Vicki snickered, knowing full well what had prompted Celluci's question. He glared but, recognizing he'd probably come out the worse for any comment, kept his mouth shut. With their time stamped, they ran for the stairs.

The volunteer had been both right and wrong. Neither of them cared about racing the other climbers or the tower itself, but they couldn't have been more serious about racing each other. Competition had been the basis of their relationship from the day they first met, two very intense young police constables both certain that they were the answer regardless of the question. Michael Celluci, with four years' seniority, an accelerated promotion, and a citation, had some reason for believing that. Vicki Nelson, just out of the academy, took it on faith. Four years later, Vicki had become known as "Victory" around the force, they'd discovered a number of mutual interests, and the competition had become so much a part of the way they operated that their superiors used it to the force's advantage. Four years after that, when Vicki's deteriorating eyesight compelled her to choose between a desk or leaving, the system broke down. She couldn't stay and become less than what she was, so she left. He couldn't just let her go. Words were said. It took months for the wounds left by those words to heal and more months where pride on both sides refused to make the first move. Then a threat to the city they'd both sworn to serve threw them together and a new relationship had to be forged out of the ruins of the old.

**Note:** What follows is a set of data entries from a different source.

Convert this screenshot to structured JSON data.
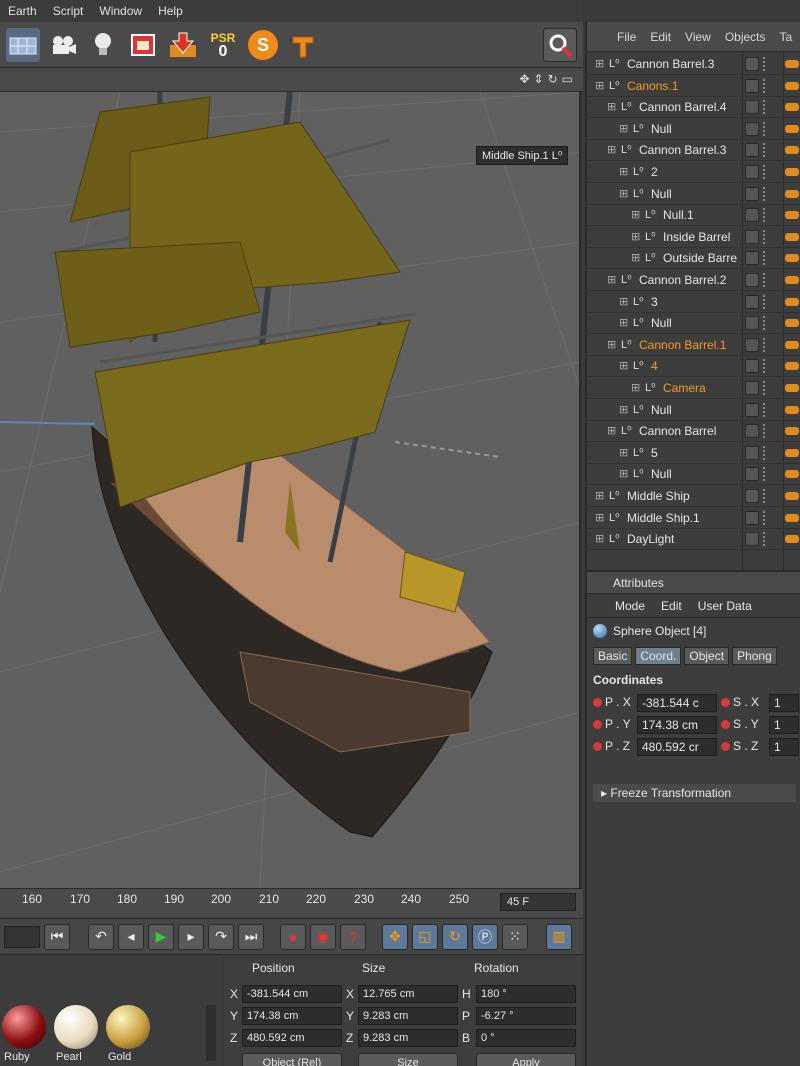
{
  "menubar": {
    "items": [
      "Earth",
      "Script",
      "Window",
      "Help"
    ]
  },
  "toolbar": {
    "psr_label": "PSR",
    "psr_value": "0",
    "s_label": "S"
  },
  "viewport": {
    "object_label": "Middle Ship.1"
  },
  "timeline": {
    "ticks": [
      "160",
      "170",
      "180",
      "190",
      "200",
      "210",
      "220",
      "230",
      "240",
      "250"
    ],
    "frame": "45 F"
  },
  "materials": [
    {
      "name": "Ruby",
      "color": "#8a1010"
    },
    {
      "name": "Pearl",
      "color": "#e8dcc0"
    },
    {
      "name": "Gold",
      "color": "#c8a040"
    }
  ],
  "coords": {
    "headers": {
      "position": "Position",
      "size": "Size",
      "rotation": "Rotation"
    },
    "rows": [
      {
        "axis": "X",
        "pos": "-381.544 cm",
        "size_axis": "X",
        "size": "12.765 cm",
        "rot_axis": "H",
        "rot": "180 °"
      },
      {
        "axis": "Y",
        "pos": "174.38 cm",
        "size_axis": "Y",
        "size": "9.283 cm",
        "rot_axis": "P",
        "rot": "-6.27 °"
      },
      {
        "axis": "Z",
        "pos": "480.592 cm",
        "size_axis": "Z",
        "size": "9.283 cm",
        "rot_axis": "B",
        "rot": "0 °"
      }
    ],
    "mode": "Object (Rel)",
    "size_mode": "Size",
    "apply": "Apply"
  },
  "objects": {
    "menu": [
      "File",
      "Edit",
      "View",
      "Objects",
      "Ta"
    ],
    "rows": [
      {
        "name": "Cannon Barrel.3",
        "indent": 0,
        "orange": false
      },
      {
        "name": "Canons.1",
        "indent": 0,
        "orange": true
      },
      {
        "name": "Cannon Barrel.4",
        "indent": 1,
        "orange": false
      },
      {
        "name": "Null",
        "indent": 2,
        "orange": false
      },
      {
        "name": "Cannon Barrel.3",
        "indent": 1,
        "orange": false
      },
      {
        "name": "2",
        "indent": 2,
        "orange": false
      },
      {
        "name": "Null",
        "indent": 2,
        "orange": false
      },
      {
        "name": "Null.1",
        "indent": 3,
        "orange": false
      },
      {
        "name": "Inside Barrel",
        "indent": 3,
        "orange": false
      },
      {
        "name": "Outside Barre",
        "indent": 3,
        "orange": false
      },
      {
        "name": "Cannon Barrel.2",
        "indent": 1,
        "orange": false
      },
      {
        "name": "3",
        "indent": 2,
        "orange": false
      },
      {
        "name": "Null",
        "indent": 2,
        "orange": false
      },
      {
        "name": "Cannon Barrel.1",
        "indent": 1,
        "orange": true
      },
      {
        "name": "4",
        "indent": 2,
        "orange": true
      },
      {
        "name": "Camera",
        "indent": 3,
        "orange": true
      },
      {
        "name": "Null",
        "indent": 2,
        "orange": false
      },
      {
        "name": "Cannon Barrel",
        "indent": 1,
        "orange": false
      },
      {
        "name": "5",
        "indent": 2,
        "orange": false
      },
      {
        "name": "Null",
        "indent": 2,
        "orange": false
      },
      {
        "name": "Middle Ship",
        "indent": 0,
        "orange": false
      },
      {
        "name": "Middle Ship.1",
        "indent": 0,
        "orange": false
      },
      {
        "name": "DayLight",
        "indent": 0,
        "orange": false
      }
    ]
  },
  "attributes": {
    "title": "Attributes",
    "menu": [
      "Mode",
      "Edit",
      "User Data"
    ],
    "object": "Sphere Object [4]",
    "tabs": [
      "Basic",
      "Coord.",
      "Object",
      "Phong"
    ],
    "active_tab": "Coord.",
    "section": "Coordinates",
    "rows": [
      {
        "p_label": "P . X",
        "p_value": "-381.544 c",
        "s_label": "S . X",
        "s_value": "1"
      },
      {
        "p_label": "P . Y",
        "p_value": "174.38 cm",
        "s_label": "S . Y",
        "s_value": "1"
      },
      {
        "p_label": "P . Z",
        "p_value": "480.592 cr",
        "s_label": "S . Z",
        "s_value": "1"
      }
    ],
    "freeze": "Freeze Transformation"
  }
}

'Blocking me is cheating, you long-armed bastard!"

It turned out not to be significantly different.

The yellow metal steps switchbacking up the side of the CN Tower were no more than three and a half feet wide-easy enough for a tall man to keep one hand on each banister and use his arms to take some of the strain on the muscles of his upper body. And, incidentally, make it impossible for anyone behind to pass.

Six landings up, Vicki put on a burst of speed and slid between Celluci and the inner wall, the damp concrete scraping against her shoulder blades. She pulled out ahead, two stairs at a time, feeling Celluci climbing right on her heels. At five ten it was almost easier for her to climb taking double strides. Unfortunately, it was definitely easier for Celluci at six four.

Neither of them paused at the first water station.

The lead switched back and forth twice more, the sound of high tech rubber soles pounding down on the metal stairs reverberating throughout the enclosed space like distant thunder. Later in the day, the plexiglass sheets that separated the climbers from the view would begin to cloud over with the accumulated moisture panted out of hundreds of pairs of lungs, but this early in the morning, the skyline of Toronto fell away beside them with vertigo-inducing clarity.

Giving thanks in this one instance that she had almost no peripheral vision and therefore no idea of how high they actually were from the ground, Vicki charged past the second water station. Three hundred feet to go. No problem. Her calves were beginning to protest, her lungs to burn, but she'd be damned if she'd slow and give Celluci a chance to get past.

The stairs turned from yellow to gray, although the original color showed through where countless feet had rubbed off the second coat of paint. They were into the emergency exit stairs for the restaurant level.

Almost there? Celluci was so close she could feel his breath hot against her back. He hit the last landing seconds behind her. One, two strides to the open door. On level ground, his longer legs brought them even. Vicki made a desperate grab at the edge of the doorway and exploded out into the carpeted hall.

'Nine minutes, fifty-four seconds. Nine minutes, fifty-five seconds."

As soon as I have enough breath, I'll rub it in. For the moment, Vicki leaned against the wall, panting, heart pounding with enough force to vibrate her entire body, sweat collecting and dripping off her chin.

Celluci collapsed against the wall beside her.

One of the Heart Fund volunteers approached, stopwatch in hand. "Now then, I'll just get your finishing heart rates?"